A person becomes such a dependent of the individual through
marriage, birth, or adoption or placement for adoption;
the group health plan shall provide for a dependent special
enrollment period described in subparagraph 2. of this paragraph
during which the person or, if not otherwise enrolled, the individual,
may be enrolled under the plan as a dependent of the individual,
and in the case of the birth or adoption of a child, the spouse of the
individual may be enrolled as a dependent of the individual if the
spouse is otherwise eligible for coverage.
2.
A dependent special enrollment period under this subparagraph
shall be a period of at least thirty (30) days and shall begin on the
later of:
a.
The date dependent coverage is made available; or
b.
The date of the marriage, birth, or adoption or placement for
adoption, as the case may be, described in subparagraph 1.c.
of this paragraph.
3.
If an individual seeks to enroll a dependent during the first thirty (30)
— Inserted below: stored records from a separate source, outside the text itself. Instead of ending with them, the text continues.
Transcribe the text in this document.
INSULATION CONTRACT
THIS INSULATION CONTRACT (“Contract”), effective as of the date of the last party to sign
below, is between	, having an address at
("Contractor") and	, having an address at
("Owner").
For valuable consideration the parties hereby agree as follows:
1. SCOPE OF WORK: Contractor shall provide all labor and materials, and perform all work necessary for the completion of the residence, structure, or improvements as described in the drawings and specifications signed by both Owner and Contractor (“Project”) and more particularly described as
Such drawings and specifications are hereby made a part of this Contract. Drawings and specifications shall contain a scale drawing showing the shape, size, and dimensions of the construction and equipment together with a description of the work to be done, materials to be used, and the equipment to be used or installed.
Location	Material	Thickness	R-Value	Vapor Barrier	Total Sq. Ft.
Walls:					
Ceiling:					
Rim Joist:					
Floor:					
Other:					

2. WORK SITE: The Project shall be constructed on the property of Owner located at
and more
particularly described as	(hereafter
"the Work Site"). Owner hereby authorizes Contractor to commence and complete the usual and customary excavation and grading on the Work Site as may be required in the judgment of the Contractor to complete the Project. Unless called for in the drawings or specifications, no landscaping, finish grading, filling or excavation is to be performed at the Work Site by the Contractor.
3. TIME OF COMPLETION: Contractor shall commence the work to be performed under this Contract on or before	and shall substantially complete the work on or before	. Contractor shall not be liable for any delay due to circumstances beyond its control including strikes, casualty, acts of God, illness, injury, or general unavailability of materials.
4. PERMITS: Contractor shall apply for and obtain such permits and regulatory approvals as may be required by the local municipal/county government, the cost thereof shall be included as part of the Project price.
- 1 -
days of the dependent special enrollment period, the coverage of
the dependent shall become effective:
a.
In the case of marriage, not later than the first day of the first
month beginning after the date the completed request for
enrollment is received;
b.
In the case of a dependent's birth, as of the date of the birth; or
c.
In the case of a dependent's adoption or placement for
adoption, the date of the adoption or placement for adoption.
(d) At or before the time an employee is initially offered the opportunity to
enroll in a group health plan, the employer shall provide the employee
with a notice of special enrollment rights.
(11) (a) In the case of a group health plan that offers medical care through health
insurance coverage offered by a health maintenance organization, the
plan may provide for an affiliation period with respect to coverage through
the organization only if:
1.
No pre-existing condition exclusion is imposed with respect to
coverage through the organization;
2.
The period is applied uniformly without regard to any health
status-related factors; and
3.
The period does not exceed two (2) months, or three (3) months in
the case of a late enrollee.
(b) 1.
For purposes of this section, the term "affiliation period" means a
period which, under the terms of the health insurance coverage
offered by the health maintenance organization, must expire before
the health insurance coverage becomes effective. The organization
is not required to provide health care services or benefits during this
period and no premium shall be charged to the participant or
beneficiary for any coverage during the period.
2.
This period shall begin on the enrollment date.
3.
An affiliation period under a plan shall run concurrently with any
waiting period under the plan.
(c) A health maintenance organization described in paragraph (a) of this
subsection may use alternative methods other than those described in
that paragraph to address adverse selection as approved by the
commissioner.
Effective:July 15, 2010
History: Amended 2010 Ky. Acts ch. 24, sec. 1218, effective July 15, 2010. -Amended 2006 Ky. Acts ch. 253, sec. 2, effective July 12, 2006. -- Created 1998
Ky. Acts ch. 496, sec. 4, effective April 10, 1998.
Legislative Research Commission Note (7/12/2006). A reference to "subsection
(4)(c)2." in subsection (9) of this statute has been changed in codification to
"subsection (7)(a)2." In 2006 Ky. Acts ch. 253, sec. 2, the addition of and
deletion of various subsections and paragraphs resulted in the renumbering of
succeeding provisions, but the internal reference in the existing language was
overlooked. This oversight has been corrected by the Reviser of Statutes under
the authority of KRS 7.136(1)(e) and (h).